Incumbent senator-at-large Romina Hajizadeh is running for her second term on a platform of increasing engagement with students and prioritizing equity, diversity and inclusion (EDI).
The third-year arts student hopes to leverage her previous experience serving on the Senate to achieve these goals, noting that one of the biggest challenges she faced last year was a steep learning curve in adjusting to the Senate’s operations.
“Once you learn how to navigate [the] Senate, you're a lot more effective and the longer you are on a body like this, the more effective you can be,” Hajizadeh said.
Hajizadeh is the current co-chair of the Student Senate Caucus, and vice-chair of the Agenda Committee, roles she would seek re-appointment to.
If elected, Hajizadeh hopes to collaborate with student groups on campus to increase Senate visibility, noting that, unlike other student governance groups such as the AMS, the Senate doesn’t “really have a space on campus where we are meeting students face-to-face every day.”
Hajizadeh said that she would need to do further research on what groups might be interested in collaborating with the student senators.
Another priority for Hajizadeh is continuing work to implement EDI best practices.
“It’s really important that we make those efforts to decolonize our perspectives and remove our own unconscious biases going into things. So that's a big priority for me in terms of whatever committees I end up getting placed on.”
Hajizadeh ran on the campaign promise of creating an EDI committee last year and expressed that “the standing EDI committee is still something we want to do,” but said there was less interest in starting new committees before the Senate entered a new three-year cycle, or triennium this year.
With a new triennium starting next year, however, “there’s going to be new student senators, but also new faculty… everything is shifting up and changing,” Hajizadeh said. “There is more of an opportunity to have new committees.”
Looking back at successes during her first year in office, Hajizadeh pointed to the sending back of a proposed motion that would have changed the Allard School of Law’s admission process, which currently allows students to drop their four lowest grades when submitting their transcripts.
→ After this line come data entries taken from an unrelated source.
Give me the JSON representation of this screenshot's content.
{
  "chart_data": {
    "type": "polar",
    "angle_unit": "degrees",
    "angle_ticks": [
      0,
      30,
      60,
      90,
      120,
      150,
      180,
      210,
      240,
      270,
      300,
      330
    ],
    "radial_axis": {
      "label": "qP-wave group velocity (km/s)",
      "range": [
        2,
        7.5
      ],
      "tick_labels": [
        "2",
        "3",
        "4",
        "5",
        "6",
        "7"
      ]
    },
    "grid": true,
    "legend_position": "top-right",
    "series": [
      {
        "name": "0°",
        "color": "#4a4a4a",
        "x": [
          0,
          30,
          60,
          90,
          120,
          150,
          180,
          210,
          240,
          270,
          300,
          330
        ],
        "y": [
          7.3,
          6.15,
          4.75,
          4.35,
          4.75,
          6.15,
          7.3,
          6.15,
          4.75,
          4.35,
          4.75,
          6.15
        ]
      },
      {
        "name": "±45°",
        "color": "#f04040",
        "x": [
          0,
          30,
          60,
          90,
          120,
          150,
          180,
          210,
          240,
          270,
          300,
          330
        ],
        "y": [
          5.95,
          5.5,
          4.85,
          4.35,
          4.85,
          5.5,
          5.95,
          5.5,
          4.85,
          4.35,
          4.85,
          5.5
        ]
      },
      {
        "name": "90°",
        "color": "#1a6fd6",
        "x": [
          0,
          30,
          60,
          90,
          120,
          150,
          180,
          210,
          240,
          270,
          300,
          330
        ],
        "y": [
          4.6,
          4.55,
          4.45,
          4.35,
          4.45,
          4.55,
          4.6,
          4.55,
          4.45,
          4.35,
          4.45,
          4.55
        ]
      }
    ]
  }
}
“They wanted to… change it to a GPA addendum explaining why your GPA is the way it is,” Hajizadeh said. “And so this [would have] majorly disadvantaged a lot of students [and] put the burden on students to explain their circumstances.”
“We actually got that to be taken back to committee and it was never brought back. So that was a really big win for students.”
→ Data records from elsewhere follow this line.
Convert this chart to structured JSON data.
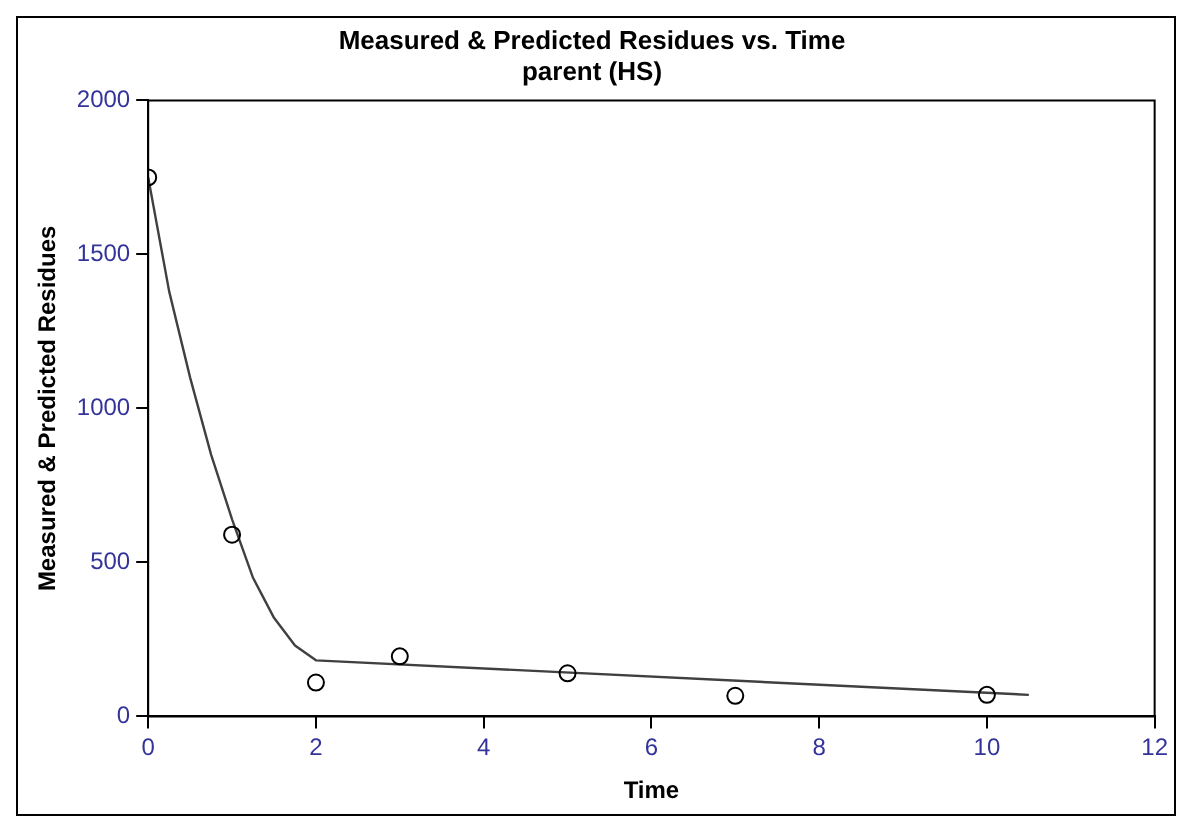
{
  "chart_data": {
    "type": "scatter",
    "title": "Measured & Predicted Residues vs. Time",
    "subtitle": "parent (HS)",
    "xlabel": "Time",
    "ylabel": "Measured & Predicted Residues",
    "xlim": [
      0,
      12
    ],
    "xticks": [
      0,
      2,
      4,
      6,
      8,
      10,
      12
    ],
    "ylim": [
      0,
      2000
    ],
    "yticks": [
      0,
      500,
      1000,
      1500,
      2000
    ],
    "grid": false,
    "legend": false,
    "series": [
      {
        "type": "scatter",
        "color": "#000000",
        "marker": "circle",
        "x": [
          0,
          1,
          2,
          3,
          5,
          7,
          10
        ],
        "values": [
          1750,
          590,
          110,
          195,
          140,
          67,
          70
        ]
      },
      {
        "type": "line",
        "color": "#404040",
        "marker": "none",
        "line_style": "solid",
        "x": [
          0,
          0.25,
          0.5,
          0.75,
          1,
          1.25,
          1.5,
          1.75,
          2,
          10.5
        ],
        "values": [
          1750,
          1380,
          1100,
          850,
          640,
          450,
          320,
          230,
          182,
          70
        ]
      }
    ]
  }
}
Hajizadeh said having institutional knowledge while on the Senate is important, especially as student senators are elected for single year terms in a body that operates on a triennium cycle, which can be difficult to navigate as a newcomer.
“Our caucus right now is trying to mitigate that by having Canvas modules for new senators coming in,” Hajizadeh said. “New senators who are elected can do the modules and learn about each committee… so that they feel more comfortable going into the spaces.”
Hajizadeh is running against fellow incumbent Kamil Kanji and newcomers Kareem Hassib, Mathew Ho, Ayesha Irfan, Davey Li and Sultana Razia.